Are comprehensive and collision insurance required by law?
Why would you even consider getting comprehensive and collision insurance?
Deductibles
Results
Observations
Consensus
Have you ever thought about when to drop collision and comprehensive coverage from your auto insurance policy? Without a doubt, auto insurance is essential when your vehicle is relatively new, valuable, and you need financial protection. But what happens when your car gets older, its value decreases, and you’ve put on hundreds of thousands of miles? Is there a point where full coverage no longer makes financial sense?
This dilemma comes up every time I renew my auto insurance. I drive over 60 miles each way to and from work every day, so I usually buy inexpensive used cars and drive them until their mileage is high. Conventional advice suggests dropping full coverage if its cost exceeds 10% of the replacement value of your car. So, if your car’s worth $5,000, your insurance should cost no more than $500 a year.
But does this 10% rule always work? Suppose you drop your coverage and then get into an accident right away? What’s the actual savings, and how long would you need to stay accident-free for it to be worth it financially? Is there a break-even point where the cost of comprehensive and collision coverage just barely covers your car’s value? Or could that money be better spent paying off debt, saving for retirement, or building a rainy day fund?
In this post, I want to explore these options, crunch some numbers, and decide if keeping comprehensive and collision coverage really outweighs the risks. But first, let’s define comprehensive and collision coverage.

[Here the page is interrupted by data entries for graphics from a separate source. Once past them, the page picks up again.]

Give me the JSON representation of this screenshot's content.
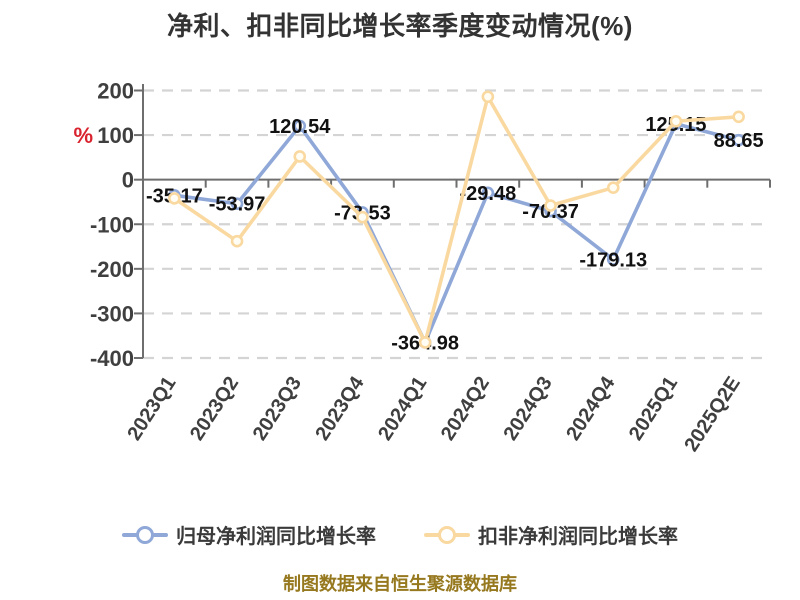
{
  "title": "净利、扣非同比增长率季度变动情况(%)",
  "footer": "制图数据来自恒生聚源数据库",
  "chart_data": {
    "type": "line",
    "title": "净利、扣非同比增长率季度变动情况(%)",
    "categories": [
      "2023Q1",
      "2023Q2",
      "2023Q3",
      "2023Q4",
      "2024Q1",
      "2024Q2",
      "2024Q3",
      "2024Q4",
      "2025Q1",
      "2025Q2E"
    ],
    "series": [
      {
        "name": "归母净利润同比增长率",
        "color": "#8FA8D8",
        "marker_fill": "#FFFFFF",
        "show_labels": true,
        "values": [
          -35.17,
          -53.97,
          120.54,
          -73.53,
          -364.98,
          -29.48,
          -70.37,
          -179.13,
          125.15,
          88.65
        ]
      },
      {
        "name": "扣非净利润同比增长率",
        "color": "#FAD9A1",
        "marker_fill": "#FFFDF4",
        "show_labels": false,
        "values": [
          -42,
          -138,
          52,
          -84,
          -365,
          186,
          -58,
          -18,
          131,
          141
        ]
      }
    ],
    "ylim": [
      -400,
      200
    ],
    "y_ticks": [
      200,
      100,
      0,
      -100,
      -200,
      -300,
      -400
    ],
    "unit_label": {
      "text": "%",
      "color": "#D9232E"
    },
    "grid": "dashed horizontal gridlines, solid zero axis",
    "legend_position": "bottom"
  },
  "legend": {
    "items": [
      {
        "label": "归母净利润同比增长率",
        "color": "#8FA8D8"
      },
      {
        "label": "扣非净利润同比增长率",
        "color": "#FAD9A1"
      }
    ]
  },
  "colors": {
    "title_text": "#333333",
    "axis_line": "#6E6E6E",
    "axis_label": "#3F3F3F",
    "gridline": "#D4D4D4",
    "data_label": "#111111",
    "footer_text": "#96781E",
    "unit_percent": "#D9232E",
    "background": "#FFFFFF"
  }
}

Collision insurance covers damage to your vehicle in an accident with another vehicle, like a typical car crash. Comprehensive insurance covers non-collision-related damage, such as a broken windshield from a flying rock or hail. Generally, state laws don’t require you to have coverage that protects the physical appearance of your car. However, if you have an auto loan, the lender might require full coverage to protect their asset.
Legally, you must be financially responsible for any injuries or damage you cause while driving. This is why you have Bodily Injury Liability and Property Damage Liability, with minimum amounts varying by state. The goal of insurance is to minimize your financial risk and protect your asset from unfortunate events.

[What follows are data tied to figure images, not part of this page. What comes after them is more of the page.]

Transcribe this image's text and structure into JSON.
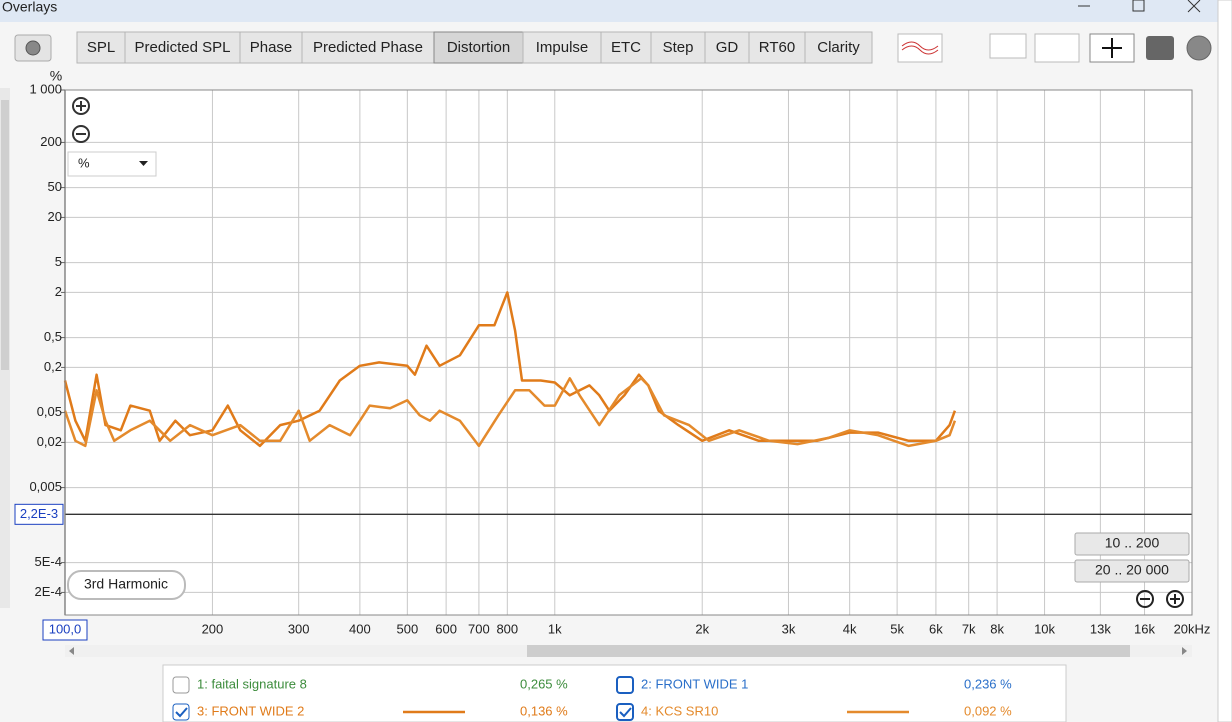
{
  "window": {
    "title": "Overlays"
  },
  "toolbar": {
    "tabs": [
      "SPL",
      "Predicted SPL",
      "Phase",
      "Predicted Phase",
      "Distortion",
      "Impulse",
      "ETC",
      "Step",
      "GD",
      "RT60",
      "Clarity"
    ],
    "active": "Distortion"
  },
  "controls": {
    "zoom_low": "10 .. 200",
    "zoom_full": "20 .. 20 000"
  },
  "inactive_series": [
    {
      "name": "1: faital signature 8",
      "reading": "0,265 %",
      "color": "#3c8c3c",
      "checked": false
    },
    {
      "name": "2: FRONT WIDE 1",
      "reading": "0,236 %",
      "color": "#2a6fc9",
      "checked": false
    }
  ],
  "chart_data": {
    "type": "line",
    "ylabel": "%",
    "harmonic": "3rd Harmonic",
    "xscale": "log",
    "yscale": "log",
    "grid": true,
    "xlim": [
      100,
      20000
    ],
    "ylim": [
      0.0001,
      1000
    ],
    "xticks": [
      200,
      300,
      400,
      500,
      600,
      700,
      800,
      {
        "value": 1000,
        "label": "1k"
      },
      {
        "value": 2000,
        "label": "2k"
      },
      {
        "value": 3000,
        "label": "3k"
      },
      {
        "value": 4000,
        "label": "4k"
      },
      {
        "value": 5000,
        "label": "5k"
      },
      {
        "value": 6000,
        "label": "6k"
      },
      {
        "value": 7000,
        "label": "7k"
      },
      {
        "value": 8000,
        "label": "8k"
      },
      {
        "value": 10000,
        "label": "10k"
      },
      {
        "value": 13000,
        "label": "13k"
      },
      {
        "value": 16000,
        "label": "16k"
      },
      {
        "value": 20000,
        "label": "20kHz"
      }
    ],
    "yticks": [
      {
        "value": 1000,
        "label": "1 000"
      },
      200,
      50,
      20,
      5,
      2,
      {
        "value": 0.5,
        "label": "0,5"
      },
      {
        "value": 0.2,
        "label": "0,2"
      },
      {
        "value": 0.05,
        "label": "0,05"
      },
      {
        "value": 0.02,
        "label": "0,02"
      },
      {
        "value": 0.005,
        "label": "0,005"
      },
      {
        "value": 0.0005,
        "label": "5E-4"
      },
      {
        "value": 0.0002,
        "label": "2E-4"
      }
    ],
    "cursor": {
      "x": 100,
      "x_label": "100,0",
      "y": 0.0022,
      "y_label": "2,2E-3"
    },
    "series": [
      {
        "name": "3: FRONT WIDE 2",
        "reading": "0,136 %",
        "color": "#e07b1a",
        "checked": true,
        "x": [
          100,
          105,
          110,
          116,
          121,
          130,
          136,
          149,
          156,
          168,
          180,
          200,
          215,
          228,
          250,
          275,
          300,
          331,
          364,
          400,
          438,
          500,
          518,
          547,
          582,
          640,
          700,
          753,
          800,
          830,
          857,
          936,
          1000,
          1073,
          1177,
          1233,
          1292,
          1387,
          1485,
          1552,
          1629,
          1788,
          2000,
          2270,
          2610,
          3000,
          3430,
          4000,
          4570,
          5280,
          6000,
          6400,
          6560
        ],
        "values": [
          0.134,
          0.039,
          0.021,
          0.16,
          0.034,
          0.029,
          0.062,
          0.053,
          0.021,
          0.039,
          0.025,
          0.029,
          0.062,
          0.029,
          0.018,
          0.034,
          0.039,
          0.053,
          0.134,
          0.21,
          0.233,
          0.21,
          0.16,
          0.39,
          0.21,
          0.29,
          0.73,
          0.73,
          2.0,
          0.62,
          0.134,
          0.134,
          0.126,
          0.085,
          0.115,
          0.085,
          0.053,
          0.085,
          0.16,
          0.115,
          0.053,
          0.034,
          0.021,
          0.029,
          0.021,
          0.021,
          0.021,
          0.027,
          0.027,
          0.021,
          0.021,
          0.034,
          0.053
        ]
      },
      {
        "name": "4: KCS SR10",
        "reading": "0,092 %",
        "color": "#e48a2c",
        "checked": true,
        "x": [
          100,
          105,
          110,
          116,
          121,
          126,
          136,
          149,
          164,
          180,
          200,
          228,
          250,
          275,
          300,
          316,
          347,
          382,
          400,
          419,
          461,
          500,
          530,
          556,
          582,
          640,
          700,
          767,
          830,
          887,
          953,
          1000,
          1073,
          1124,
          1233,
          1353,
          1501,
          1552,
          1671,
          1880,
          2064,
          2380,
          2740,
          3130,
          3620,
          4000,
          4570,
          5280,
          6000,
          6400,
          6560
        ],
        "values": [
          0.053,
          0.021,
          0.018,
          0.099,
          0.039,
          0.021,
          0.029,
          0.039,
          0.021,
          0.034,
          0.025,
          0.034,
          0.021,
          0.021,
          0.053,
          0.021,
          0.034,
          0.025,
          0.039,
          0.062,
          0.057,
          0.073,
          0.046,
          0.039,
          0.053,
          0.039,
          0.018,
          0.046,
          0.099,
          0.099,
          0.062,
          0.062,
          0.143,
          0.085,
          0.034,
          0.085,
          0.143,
          0.115,
          0.046,
          0.034,
          0.021,
          0.029,
          0.021,
          0.019,
          0.023,
          0.029,
          0.025,
          0.018,
          0.021,
          0.025,
          0.039
        ]
      }
    ]
  }
}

Imagine buying a new $40,000 SUV and getting into an accident right after leaving the dealership. Even if no one is hurt, without insurance, you’d be responsible for repair costs running into tens of thousands of dollars. Insurance helps mitigate that risk by paying a comparatively small sum so the provider covers those expenses.

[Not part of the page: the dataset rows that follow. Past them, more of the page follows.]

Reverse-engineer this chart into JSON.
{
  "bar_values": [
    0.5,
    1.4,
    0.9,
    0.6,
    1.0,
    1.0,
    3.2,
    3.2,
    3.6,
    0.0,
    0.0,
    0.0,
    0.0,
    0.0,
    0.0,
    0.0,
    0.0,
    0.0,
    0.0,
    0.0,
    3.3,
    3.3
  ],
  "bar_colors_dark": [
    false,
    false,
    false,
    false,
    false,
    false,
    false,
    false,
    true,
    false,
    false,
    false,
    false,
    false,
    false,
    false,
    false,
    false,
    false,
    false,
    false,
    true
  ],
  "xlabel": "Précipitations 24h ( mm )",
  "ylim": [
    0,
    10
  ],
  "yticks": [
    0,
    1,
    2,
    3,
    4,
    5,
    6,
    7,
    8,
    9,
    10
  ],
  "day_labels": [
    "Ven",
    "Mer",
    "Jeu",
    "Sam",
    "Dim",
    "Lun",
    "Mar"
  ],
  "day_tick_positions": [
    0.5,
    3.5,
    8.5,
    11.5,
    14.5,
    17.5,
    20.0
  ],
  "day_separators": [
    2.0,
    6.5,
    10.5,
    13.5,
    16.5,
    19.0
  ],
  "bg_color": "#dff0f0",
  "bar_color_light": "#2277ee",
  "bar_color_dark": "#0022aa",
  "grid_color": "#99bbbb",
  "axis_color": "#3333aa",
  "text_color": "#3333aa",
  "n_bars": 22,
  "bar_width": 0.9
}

The cost of collision and comprehensive coverage will depend on your deductible, which is the amount you pay before the insurance company pays any benefits. For example, if you have $5,000 in damages and a $500 deductible, you pay the first $500 and the insurance company covers the remaining $4,500. Most people choose deductibles between $500 and $1,000 based on factors like price, comfort level, and accident history.
To decide if keeping collision and comprehensive coverage makes sense, I called my insurance provider for figures on a few options. Here’s what I found, considering extreme scenarios:
1. If I totaled my car tomorrow, a $500 deductible would offer the greatest value, whereas dropping coverage would be the least beneficial.
2. If I stay accident-free for at least 16 months, dropping coverage would start to yield a better return than a $1,000 deductible.
3. If I stay accident-free for at least 22 months, dropping coverage would surpass the savings from a $500 deductible.
4. After 30 months, a $1,000 deductible breaks even, making it sensible to drop coverage since there’d be no benefit.
5. After 36 months, a $500 deductible breaks even, again suggesting it’s time to drop coverage.
Though I could save money over time, the benefit wouldn’t outweigh the risk until several months down the road. A higher deductible might be the better middle-ground option.
Now, let’s rethink this scenario assuming both parties in an accident have insurance:
1. With the other party covering my deductible, the $500 deductible never offers a greater benefit than the $1,000 deductible.
2. I’d need to stay accident-free for at least 30 months for dropping coverage to surpass the $500 deductible.
3. I’d need to stay accident-free for at least 34 months for dropping coverage to surpass the $1,000 deductible.
With the deductible covered by the other party, it takes longer for the savings of having no coverage to outweigh the risks. The lower cost, higher deductible option becomes more appealing.
Ultimately, deciding whether to drop collision and comprehensive coverage boils down to one thing: Do you think you’ll get into an accident? Remember, insurance isn’t an investment; it’s a payment for protection from unwanted risk. Assess your likelihood of having an accident—either by your own fault or someone else’s.
Accidents can happen anytime, not just when it’s your fault. For instance, I’ve been in accidents where someone else was at fault but either had no insurance or circumstances were beyond my control.
Given my daily long commute and the varied weather, it’s likely I’ll face another accident. Thus, it makes sense for me to keep collision and comprehensive coverage, opting for a higher deductible to lower costs.
However, your situation may differ. If you don’t commute or drive under stable weather conditions, dropping collision and comprehensive coverage might make sense for you. Remember, insurance is a gamble; it’s crucial to consider the risks and play it safe by choosing a conservative option.